Patrick, it turned out, had been one of a gang of boys – organized by Amos – who under the cover of fog and darkness had last night revisited Danks’s. Treading the boilers involved a dozen or so boys getting inside a boiler and walking in unison, causing it to roll. For some boys, notably Amos, this was an addictive experience. Danks’s manufactured boilers of all sizes, used in ships and so on. They stored them in a nearby field. The story goes that the first time boys ever worked this trick, the watchman had a heart attack. There was this huge red-oxided cylinder rolling off all by itself in the moonlight.

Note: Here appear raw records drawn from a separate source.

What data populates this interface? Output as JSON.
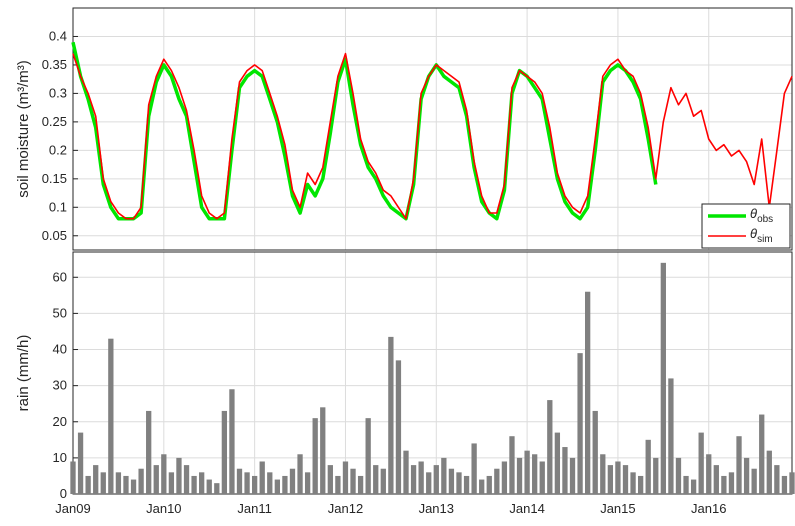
{
  "chart_data": [
    {
      "type": "line",
      "ylabel": "soil moisture (m³/m³)",
      "x": [
        "2009-01",
        "2009-02",
        "2009-03",
        "2009-04",
        "2009-05",
        "2009-06",
        "2009-07",
        "2009-08",
        "2009-09",
        "2009-10",
        "2009-11",
        "2009-12",
        "2010-01",
        "2010-02",
        "2010-03",
        "2010-04",
        "2010-05",
        "2010-06",
        "2010-07",
        "2010-08",
        "2010-09",
        "2010-10",
        "2010-11",
        "2010-12",
        "2011-01",
        "2011-02",
        "2011-03",
        "2011-04",
        "2011-05",
        "2011-06",
        "2011-07",
        "2011-08",
        "2011-09",
        "2011-10",
        "2011-11",
        "2011-12",
        "2012-01",
        "2012-02",
        "2012-03",
        "2012-04",
        "2012-05",
        "2012-06",
        "2012-07",
        "2012-08",
        "2012-09",
        "2012-10",
        "2012-11",
        "2012-12",
        "2013-01",
        "2013-02",
        "2013-03",
        "2013-04",
        "2013-05",
        "2013-06",
        "2013-07",
        "2013-08",
        "2013-09",
        "2013-10",
        "2013-11",
        "2013-12",
        "2014-01",
        "2014-02",
        "2014-03",
        "2014-04",
        "2014-05",
        "2014-06",
        "2014-07",
        "2014-08",
        "2014-09",
        "2014-10",
        "2014-11",
        "2014-12",
        "2015-01",
        "2015-02",
        "2015-03",
        "2015-04",
        "2015-05",
        "2015-06",
        "2015-07",
        "2015-08",
        "2015-09",
        "2015-10",
        "2015-11",
        "2015-12",
        "2016-01",
        "2016-02",
        "2016-03",
        "2016-04",
        "2016-05",
        "2016-06",
        "2016-07",
        "2016-08",
        "2016-09",
        "2016-10",
        "2016-11",
        "2016-12"
      ],
      "xlim": [
        "2009-01",
        "2016-12"
      ],
      "xticks": [
        "2009-01",
        "2010-01",
        "2011-01",
        "2012-01",
        "2013-01",
        "2014-01",
        "2015-01",
        "2016-01"
      ],
      "ylim": [
        0.025,
        0.45
      ],
      "yticks": [
        0.05,
        0.1,
        0.15,
        0.2,
        0.25,
        0.3,
        0.35,
        0.4
      ],
      "grid": true,
      "legend": "lower right",
      "series": [
        {
          "name": "θ",
          "subscript": "obs",
          "color": "#00e600",
          "values": [
            0.39,
            0.33,
            0.29,
            0.24,
            0.14,
            0.1,
            0.08,
            0.08,
            0.08,
            0.09,
            0.26,
            0.32,
            0.35,
            0.33,
            0.29,
            0.26,
            0.18,
            0.1,
            0.08,
            0.08,
            0.08,
            0.2,
            0.31,
            0.33,
            0.34,
            0.33,
            0.29,
            0.25,
            0.19,
            0.12,
            0.09,
            0.14,
            0.12,
            0.15,
            0.23,
            0.32,
            0.36,
            0.28,
            0.21,
            0.17,
            0.15,
            0.12,
            0.1,
            0.09,
            0.08,
            0.14,
            0.29,
            0.33,
            0.35,
            0.33,
            0.32,
            0.31,
            0.26,
            0.17,
            0.11,
            0.09,
            0.08,
            0.13,
            0.3,
            0.34,
            0.33,
            0.31,
            0.29,
            0.22,
            0.15,
            0.11,
            0.09,
            0.08,
            0.1,
            0.2,
            0.32,
            0.34,
            0.35,
            0.34,
            0.32,
            0.29,
            0.22,
            0.14,
            null,
            null,
            null,
            null,
            null,
            null,
            null,
            null,
            null,
            null,
            null,
            null,
            null,
            null,
            null,
            null,
            null,
            null
          ]
        },
        {
          "name": "θ",
          "subscript": "sim",
          "color": "#ff0000",
          "values": [
            0.37,
            0.33,
            0.3,
            0.26,
            0.15,
            0.11,
            0.09,
            0.08,
            0.08,
            0.1,
            0.28,
            0.33,
            0.36,
            0.34,
            0.31,
            0.27,
            0.2,
            0.12,
            0.09,
            0.08,
            0.09,
            0.22,
            0.32,
            0.34,
            0.35,
            0.34,
            0.3,
            0.26,
            0.21,
            0.13,
            0.1,
            0.16,
            0.14,
            0.17,
            0.25,
            0.33,
            0.37,
            0.3,
            0.22,
            0.18,
            0.16,
            0.13,
            0.12,
            0.1,
            0.08,
            0.15,
            0.3,
            0.33,
            0.35,
            0.34,
            0.33,
            0.32,
            0.27,
            0.18,
            0.12,
            0.09,
            0.09,
            0.14,
            0.31,
            0.34,
            0.33,
            0.32,
            0.3,
            0.24,
            0.16,
            0.12,
            0.1,
            0.09,
            0.12,
            0.22,
            0.33,
            0.35,
            0.36,
            0.34,
            0.33,
            0.3,
            0.24,
            0.15,
            0.25,
            0.31,
            0.28,
            0.3,
            0.26,
            0.27,
            0.22,
            0.2,
            0.21,
            0.19,
            0.2,
            0.18,
            0.14,
            0.22,
            0.1,
            0.2,
            0.3,
            0.33
          ]
        }
      ]
    },
    {
      "type": "bar",
      "ylabel": "rain (mm/h)",
      "color": "#808080",
      "x": [
        "2009-01",
        "2009-02",
        "2009-03",
        "2009-04",
        "2009-05",
        "2009-06",
        "2009-07",
        "2009-08",
        "2009-09",
        "2009-10",
        "2009-11",
        "2009-12",
        "2010-01",
        "2010-02",
        "2010-03",
        "2010-04",
        "2010-05",
        "2010-06",
        "2010-07",
        "2010-08",
        "2010-09",
        "2010-10",
        "2010-11",
        "2010-12",
        "2011-01",
        "2011-02",
        "2011-03",
        "2011-04",
        "2011-05",
        "2011-06",
        "2011-07",
        "2011-08",
        "2011-09",
        "2011-10",
        "2011-11",
        "2011-12",
        "2012-01",
        "2012-02",
        "2012-03",
        "2012-04",
        "2012-05",
        "2012-06",
        "2012-07",
        "2012-08",
        "2012-09",
        "2012-10",
        "2012-11",
        "2012-12",
        "2013-01",
        "2013-02",
        "2013-03",
        "2013-04",
        "2013-05",
        "2013-06",
        "2013-07",
        "2013-08",
        "2013-09",
        "2013-10",
        "2013-11",
        "2013-12",
        "2014-01",
        "2014-02",
        "2014-03",
        "2014-04",
        "2014-05",
        "2014-06",
        "2014-07",
        "2014-08",
        "2014-09",
        "2014-10",
        "2014-11",
        "2014-12",
        "2015-01",
        "2015-02",
        "2015-03",
        "2015-04",
        "2015-05",
        "2015-06",
        "2015-07",
        "2015-08",
        "2015-09",
        "2015-10",
        "2015-11",
        "2015-12",
        "2016-01",
        "2016-02",
        "2016-03",
        "2016-04",
        "2016-05",
        "2016-06",
        "2016-07",
        "2016-08",
        "2016-09",
        "2016-10",
        "2016-11",
        "2016-12"
      ],
      "values": [
        9,
        17,
        5,
        8,
        6,
        43,
        6,
        5,
        4,
        7,
        23,
        8,
        11,
        6,
        10,
        8,
        5,
        6,
        4,
        3,
        23,
        29,
        7,
        6,
        5,
        9,
        6,
        4,
        5,
        7,
        11,
        6,
        21,
        24,
        8,
        5,
        9,
        7,
        5,
        21,
        8,
        7,
        43.5,
        37,
        12,
        8,
        9,
        6,
        8,
        10,
        7,
        6,
        5,
        14,
        4,
        5,
        7,
        9,
        16,
        10,
        12,
        11,
        9,
        26,
        17,
        13,
        10,
        39,
        56,
        23,
        11,
        8,
        9,
        8,
        6,
        5,
        15,
        10,
        64,
        32,
        10,
        5,
        4,
        17,
        11,
        8,
        5,
        6,
        16,
        10,
        7,
        22,
        12,
        8,
        5,
        6
      ],
      "xlim": [
        "2009-01",
        "2016-12"
      ],
      "xticks": [
        {
          "value": "2009-01",
          "label": "Jan09"
        },
        {
          "value": "2010-01",
          "label": "Jan10"
        },
        {
          "value": "2011-01",
          "label": "Jan11"
        },
        {
          "value": "2012-01",
          "label": "Jan12"
        },
        {
          "value": "2013-01",
          "label": "Jan13"
        },
        {
          "value": "2014-01",
          "label": "Jan14"
        },
        {
          "value": "2015-01",
          "label": "Jan15"
        },
        {
          "value": "2016-01",
          "label": "Jan16"
        }
      ],
      "ylim": [
        0,
        67
      ],
      "yticks": [
        0,
        10,
        20,
        30,
        40,
        50,
        60
      ],
      "grid": true
    }
  ]
}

Anyway, this time poor old Patrick had got his toes in the way and now had half his leg in plaster. Malcolm was carrying his brother’s freshly laundered shirt. The discussion of who should play in Patrick’s place began. Spencer would fill in, if we were desperate. Trevor’s cousin could be approached or maybe one of the Cubs; they’d been knocked out.

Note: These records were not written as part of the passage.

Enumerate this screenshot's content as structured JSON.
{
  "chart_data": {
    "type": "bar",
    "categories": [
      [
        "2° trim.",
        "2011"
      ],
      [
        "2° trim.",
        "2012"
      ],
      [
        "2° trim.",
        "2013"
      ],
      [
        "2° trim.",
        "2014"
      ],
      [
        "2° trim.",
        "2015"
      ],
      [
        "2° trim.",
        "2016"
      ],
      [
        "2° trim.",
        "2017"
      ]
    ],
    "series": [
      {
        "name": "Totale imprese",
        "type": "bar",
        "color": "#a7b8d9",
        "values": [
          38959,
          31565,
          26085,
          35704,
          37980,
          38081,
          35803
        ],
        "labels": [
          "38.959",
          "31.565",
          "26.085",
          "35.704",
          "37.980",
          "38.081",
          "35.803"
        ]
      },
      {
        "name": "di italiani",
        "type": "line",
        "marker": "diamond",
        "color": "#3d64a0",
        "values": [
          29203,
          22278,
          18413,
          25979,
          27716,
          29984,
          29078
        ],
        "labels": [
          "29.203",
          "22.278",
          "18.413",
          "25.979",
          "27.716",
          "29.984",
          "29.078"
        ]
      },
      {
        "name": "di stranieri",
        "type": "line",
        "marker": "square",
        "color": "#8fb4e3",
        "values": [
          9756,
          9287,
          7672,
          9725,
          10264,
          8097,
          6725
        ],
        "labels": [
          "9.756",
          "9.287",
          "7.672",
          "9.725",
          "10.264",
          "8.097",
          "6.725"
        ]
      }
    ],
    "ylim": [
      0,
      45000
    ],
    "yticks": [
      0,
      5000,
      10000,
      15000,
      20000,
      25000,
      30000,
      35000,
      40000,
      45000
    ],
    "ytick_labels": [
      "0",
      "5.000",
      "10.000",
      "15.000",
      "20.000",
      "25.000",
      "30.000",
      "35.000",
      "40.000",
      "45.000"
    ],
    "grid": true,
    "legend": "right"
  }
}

‘Bet y’can’t play for two teams, though,’ said Wyatt.

Trevor himself showed up. He had been off
school since Tuesday, had a black armband sewed to his coat. He seemed all right and, of course, nothing was said.

‘I know who we should get,’ said Joey.

‘Who?’

‘Albert Pye.’ (Tommy’s brother.)

‘Albert Pye – he’s only five!’

‘He’s six, actually.’

‘Six – he’s a infant!’

‘Have you seen him play?’

‘A baby!’

‘Have you
seen
him?’

Wyatt drew a baby in a nappy on the pitch. Sadie, the mother of the pups, ambled lazily out of the house. She flopped down in a sunlit patch and pretty soon the pups had sniffed her out. They snuggled and suckled like a row of little sausages beside her. Mr Skidmore came out and removed his bicycle from the wash house. Mrs Skidmore leant in the doorway with a cup of tea. The sound of Mrs Purnell yelling at Mr Purnell drifted in over the wall. Wyatt was doodling on the pitch. A dog in boots was added to the team. Trevor picked up some chalk and joined in. He drew a little stick-girl with triangular skirt and flying pigtails, and gave Wyatt a nudge.